Assigning Values from Raster Layer to Vector Layer in ArcGIS Desktop?

Question

I'm using ArcGIS Desktop 10.3.

I have two layers. The first is a raster layer representing density of birds over a given area. The second layer is a polygon layer representing property boundaries, of which there are roughly 14,000.

I'm attempting to prioritize the polygon features based on the corresponding density of shorebirds. The nature of the polygon layer is such that some polygons cover multiple cells in the raster, while some are small and in some cases cover less than a single cell in the raster.

Ideally what I would like to do is where a polygon overlaps with the raster layer, I would like to assign the highest corresponding value from the raster layer to an attribute field of the given polygon feature. In a perfect world, where the polygon is large enough that it covers multiple cells in the raster, I would like to either take the mean value of those cells, or alternatively assign the highest value to the polygon.

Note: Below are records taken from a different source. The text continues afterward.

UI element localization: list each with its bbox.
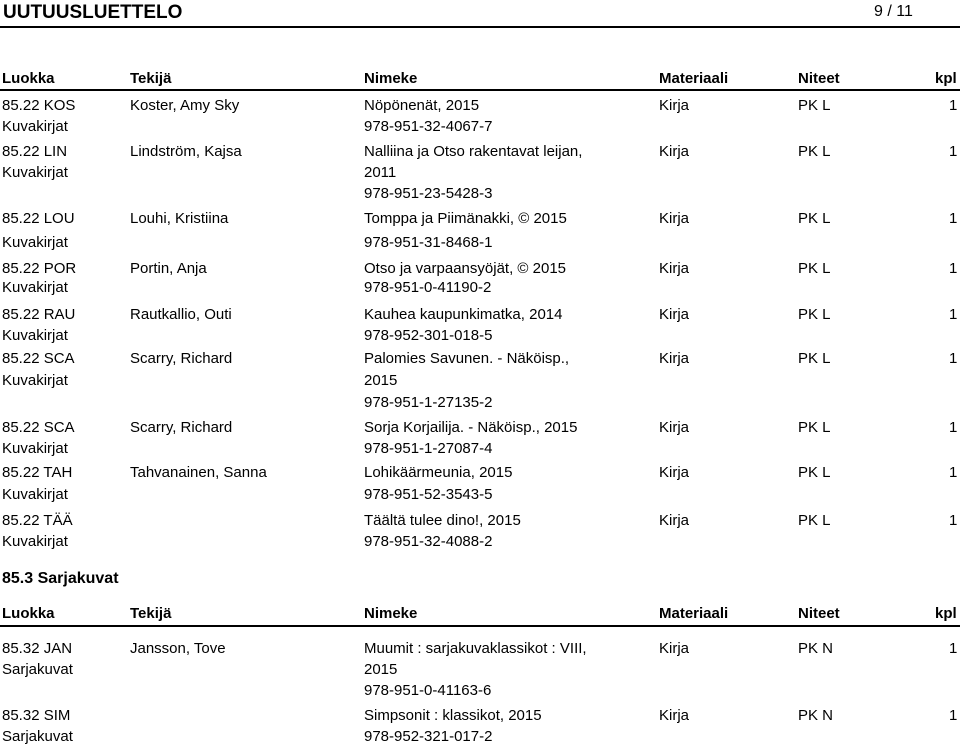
entry-class: 85.22 LIN — [2, 143, 68, 160]
entry-isbn: 978-951-31-8468-1 — [364, 234, 493, 251]
entry-isbn: 978-951-23-5428-3 — [364, 185, 493, 202]
section-heading: 85.3 Sarjakuvat — [2, 570, 119, 587]
col-kpl: kpl — [935, 605, 957, 622]
col-luokka: Luokka — [2, 605, 55, 622]
entry-count: 1 — [949, 464, 958, 481]
entry-title-cont: 2011 — [364, 164, 397, 181]
entry-category: Sarjakuvat — [2, 728, 73, 745]
entry-items: PK L — [798, 97, 831, 114]
entry-author: Louhi, Kristiina — [130, 210, 229, 227]
entry-category: Kuvakirjat — [2, 327, 68, 344]
entry-material: Kirja — [659, 97, 690, 114]
entry-class: 85.22 KOS — [2, 97, 76, 114]
entry-items: PK L — [798, 143, 831, 160]
entry-title-cont: 2015 — [364, 372, 398, 389]
entry-count: 1 — [949, 512, 958, 529]
col-materiaali: Materiaali — [659, 70, 729, 87]
document-title: UUTUUSLUETTELO — [3, 2, 183, 23]
entry-title: Täältä tulee dino!, 2015 — [364, 512, 521, 529]
entry-class: 85.22 LOU — [2, 210, 75, 227]
entry-class: 85.32 JAN — [2, 640, 73, 657]
col-niteet: Niteet — [798, 605, 840, 622]
entry-isbn: 978-952-301-018-5 — [364, 327, 493, 344]
entry-material: Kirja — [659, 350, 690, 367]
column-header-row — [0, 70, 960, 90]
column-header-row — [0, 605, 960, 625]
entry-category: Kuvakirjat — [2, 486, 68, 503]
entry-title: Sorja Korjailija. - Näköisp., 2015 — [364, 419, 578, 436]
entry-author: Scarry, Richard — [130, 419, 233, 436]
entry-author: Jansson, Tove — [130, 640, 226, 657]
entry-title: Simpsonit : klassikot, 2015 — [364, 707, 542, 724]
entry-class: 85.22 TAH — [2, 464, 73, 481]
entry-isbn: 978-951-0-41190-2 — [364, 279, 492, 296]
entry-author: Koster, Amy Sky — [130, 97, 240, 114]
col-materiaali: Materiaali — [659, 605, 729, 622]
entry-items: PK L — [798, 512, 831, 529]
entry-author: Scarry, Richard — [130, 350, 233, 367]
entry-material: Kirja — [659, 419, 690, 436]
entry-isbn: 978-951-1-27135-2 — [364, 394, 493, 411]
entry-isbn: 978-951-1-27087-4 — [364, 440, 493, 457]
entry-category: Kuvakirjat — [2, 279, 68, 296]
entry-class: 85.32 SIM — [2, 707, 71, 724]
entry-title: Kauhea kaupunkimatka, 2014 — [364, 306, 563, 323]
entry-material: Kirja — [659, 306, 690, 323]
col-niteet: Niteet — [798, 70, 840, 87]
entry-material: Kirja — [659, 143, 690, 160]
col-nimeke: Nimeke — [364, 70, 418, 87]
entry-title: Nalliina ja Otso rakentavat leijan, — [364, 143, 583, 160]
col-kpl: kpl — [935, 70, 957, 87]
top-rule — [0, 26, 960, 28]
entry-material: Kirja — [659, 512, 690, 529]
col-nimeke: Nimeke — [364, 605, 418, 622]
entry-category: Kuvakirjat — [2, 234, 68, 251]
entry-isbn: 978-951-32-4088-2 — [364, 533, 493, 550]
entry-category: Kuvakirjat — [2, 118, 68, 135]
header-rule — [0, 89, 960, 91]
entry-count: 1 — [949, 306, 958, 323]
entry-title-cont: 2015 — [364, 661, 398, 678]
entry-count: 1 — [949, 640, 958, 657]
entry-count: 1 — [949, 210, 958, 227]
entry-count: 1 — [949, 260, 958, 277]
entry-count: 1 — [949, 143, 958, 160]
entry-isbn: 978-951-0-41163-6 — [364, 682, 492, 699]
entry-author: Portin, Anja — [130, 260, 207, 277]
entry-material: Kirja — [659, 640, 690, 657]
entry-class: 85.22 SCA — [2, 419, 75, 436]
entry-title: Palomies Savunen. - Näköisp., — [364, 350, 570, 367]
entry-count: 1 — [949, 97, 958, 114]
entry-title: Tomppa ja Piimänakki, © 2015 — [364, 210, 567, 227]
entry-class: 85.22 POR — [2, 260, 77, 277]
entry-items: PK N — [798, 640, 834, 657]
entry-class: 85.22 SCA — [2, 350, 75, 367]
entry-count: 1 — [949, 350, 958, 367]
entry-count: 1 — [949, 419, 958, 436]
entry-material: Kirja — [659, 210, 690, 227]
col-luokka: Luokka — [2, 70, 55, 87]
entry-category: Kuvakirjat — [2, 372, 68, 389]
entry-items: PK L — [798, 419, 831, 436]
entry-items: PK L — [798, 260, 831, 277]
entry-title: Otso ja varpaansyöjät, © 2015 — [364, 260, 567, 277]
entry-class: 85.22 RAU — [2, 306, 76, 323]
entry-category: Kuvakirjat — [2, 440, 68, 457]
entry-material: Kirja — [659, 260, 690, 277]
entry-title: Lohikäärmeunia, 2015 — [364, 464, 513, 481]
entry-count: 1 — [949, 707, 958, 724]
entry-material: Kirja — [659, 707, 690, 724]
header-rule — [0, 625, 960, 627]
entry-category: Kuvakirjat — [2, 164, 68, 181]
entry-author: Lindström, Kajsa — [130, 143, 242, 160]
entry-category: Kuvakirjat — [2, 533, 68, 550]
entry-items: PK N — [798, 707, 834, 724]
entry-isbn: 978-952-321-017-2 — [364, 728, 493, 745]
entry-author: Rautkallio, Outi — [130, 306, 232, 323]
entry-class: 85.22 TÄÄ — [2, 512, 73, 529]
col-tekija: Tekijä — [130, 605, 172, 622]
page-number: 9 / 11 — [874, 3, 913, 20]
entry-material: Kirja — [659, 464, 690, 481]
entry-items: PK L — [798, 350, 831, 367]
col-tekija: Tekijä — [130, 70, 172, 87]
entry-isbn: 978-951-52-3543-5 — [364, 486, 493, 503]
entry-items: PK L — [798, 306, 831, 323]
entry-title: Nöpönenät, 2015 — [364, 97, 480, 114]
entry-title: Muumit : sarjakuvaklassikot : VIII, — [364, 640, 587, 657]
entry-items: PK L — [798, 464, 831, 481]
entry-isbn: 978-951-32-4067-7 — [364, 118, 493, 135]
entry-items: PK L — [798, 210, 831, 227]
entry-author: Tahvanainen, Sanna — [130, 464, 267, 481]
entry-category: Sarjakuvat — [2, 661, 73, 678]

I can't figure out how or if this can be done.

Answer 1

Basically, what you need is the zonal statistics as table tools, which will compute the mean and the max values (and more) for each polygon. However, as you mentioned that some polygons are smaller than your pixel size, you will not get values in this case. Three solutions are therefore possible, the best one depends on how your data is organized:

1) create the centroids of your small polygon and use "extract value to point" in order to get the pixel value at the polygon location. This will give you the value of the closest or the interpolated value between the four neighbouring pixels (you have option choice). Centroids are representative of small and compact polygons, but this will not work well for long and thin ones.

2) select the small polygons and create a buffer around them, then run the zonal stat. This works if the buffers of small polygon are not overlapping, andthis way you can get the max of the neighbours.

3) resample (linear interpolation) with a pixel size smaller than the width of the smallest polygon and run the zonal stat at this resolution (make sure that you force the use of high resolution with the zonal stat tool). This is the most robust method, but also the most computationnally intensive one.